Preliminary PCA of Steig Data
Posted by Jeff Id on March 27, 2009
I moved my previous post done yesterday back to the top of the page.
Today I received the data from Dr. Steig on the Antarctic paper. He sent a polite and very short response to my email and activated the file, no references to matlab classes. I don’t think he’ll mind because it is a short email but if he requests I’ll remove it.
A link was provided on your homepage for the satellite AVHRR data. The filename is cloudmaskedAVHRR.txt.
Currently it appears to be unintentionally set for password permission only to access. I am interested in continuing analysis of this data through RegEM and comparison to the NSIDC AVHRR dataset. Can you please reset permissions for download?
Sorry about that, permissions set wrong accidentally. Now accessible.
Well everyone at CA is looking closely at it now. I’ve done a PCA analysis to compare this data to the 3 pcs provided in the reconstruction, they are close but not a perfect match. This is a quote from the paper in methods.

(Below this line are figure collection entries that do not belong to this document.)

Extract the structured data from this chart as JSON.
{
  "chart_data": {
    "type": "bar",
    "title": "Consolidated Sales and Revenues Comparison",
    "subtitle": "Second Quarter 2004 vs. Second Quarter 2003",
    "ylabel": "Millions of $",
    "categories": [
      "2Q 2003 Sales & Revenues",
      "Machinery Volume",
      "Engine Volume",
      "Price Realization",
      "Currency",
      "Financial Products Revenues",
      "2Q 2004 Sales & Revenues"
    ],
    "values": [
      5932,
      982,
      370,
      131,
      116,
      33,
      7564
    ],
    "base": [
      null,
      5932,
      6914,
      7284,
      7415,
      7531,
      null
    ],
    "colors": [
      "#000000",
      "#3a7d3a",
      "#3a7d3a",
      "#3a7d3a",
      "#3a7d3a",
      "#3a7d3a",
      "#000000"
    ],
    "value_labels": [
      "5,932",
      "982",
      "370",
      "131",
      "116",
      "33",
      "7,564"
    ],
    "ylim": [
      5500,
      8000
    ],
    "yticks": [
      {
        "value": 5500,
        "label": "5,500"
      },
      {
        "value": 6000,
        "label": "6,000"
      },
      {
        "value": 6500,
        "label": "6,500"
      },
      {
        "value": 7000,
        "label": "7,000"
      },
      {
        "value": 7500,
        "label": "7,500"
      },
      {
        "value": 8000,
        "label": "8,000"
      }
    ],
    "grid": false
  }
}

The first two principal components of TIR alone explain
.50% of the monthly and annual temperature variabilities4. Monthly anomalies
from microwave data (not affected by clouds) yield virtually identical results.

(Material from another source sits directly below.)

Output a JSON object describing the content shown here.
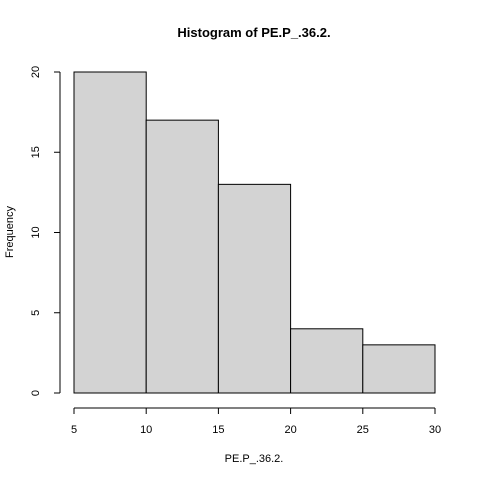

The statement about 50% seemed pretty questionable to myself and others. This next graph represents the eigenvalues weights.
The values represent the importance of each PC curve on the final trend but I find the graph a little hard to read. The next plot is more clear, by calculating the total weights of all the 300 eigenvalues (one per year of data) and by summing for each point in the graph above from 1 to x eigenvalues divided by the total we get this.
This graph is updated according to Hu’s comment below. The first 5 values are now.. 45.28819, 53.03861, 60.02086, 64.19012, 67.54436.
The code for this plot is here
for ( i in 1:length(svd0$d))
plot(perc,xlab=”Index (Eigenvalue)”,main=”Steig AVHRR Signal Contained in Eigenvalues”,ylab=”Percent contained in (1 – Index)”)
#savePlot(“C:/agw/antarctic paper/Sat data code/pics 3/steig AVHRR eigenvalue percent weights.jpg”,type=”jpg”)
I’m now going to have to agree with the statement about 50% of the monthly temp variation being contained in the signal. Originally I had written that it didn’t seem possible. Either way, RegEM needs covariance detail to properly allocate trends and they’ve thrown away 40 percent of it for no good reason with their PC analysis. Now that I think of it, that’s a good point, there is no reason whatsoever to throw away all that covariance information and Gavin’s explanation has been really weak so far. Steig’s group simply referenced this paper with some familiar names as the rational for their decision.
Schneider, D. P., Steig, E. J. & Comiso, J. Recent climate variability in Antarctica
from satellite-derived temperature data. J. Clim. 17, 1569–1583 (2004).
I haven’t read the paper but I wonder about its data now too. What do the PC’s look like?
Here are the reconstructed data PC’s from the same time period.
These are the first 3 PC’s I calculated from the AVHRR data.
Below are the pcs together on individual graphs
There seem to be ever increasing differences in the plots (green line) from pc 1 – 3. IMO, This is demonstrates that this is not the actual data used to make the original paper, it seems close but for some reason there are differences. This could be due to some differences between matlab and R (I haven’t proven that aspect) but the differences seem too large.
I didn’t stop there. Below are plots of the eigenvectors. They look pretty familiar.
Those above plots are the ones used, now what was left out.
There are a few things I can conclude from tonights abuse of my math processor. First, this doesn’t seem to be the actual original data but it is close. Second, there was a substantial amount of covariance information left out of the analysis. While this information doesn’t assist in monthly averages it is required for RegEM to properly allocate station weights according to area. This does not mean that even with higher eigs, we will get proper weighting. It simply represents an explanation of why Steig’s paper did not get proper spatial correlation.
This plot is natural data and represents an expected level of correlation vs distance.
This next plot shows what happens with Steig satellite data in RegEM. Note the extreme correlation vs distance of all the data.
Thanks to SteveM, Jeff C, Roman who’s anomaly code I used and all the people at CA who have a part in the code and information used to create this post.
The next step is pretty simple RegEM……..
Thanks also to Hu for pointing out the error in the eig weights.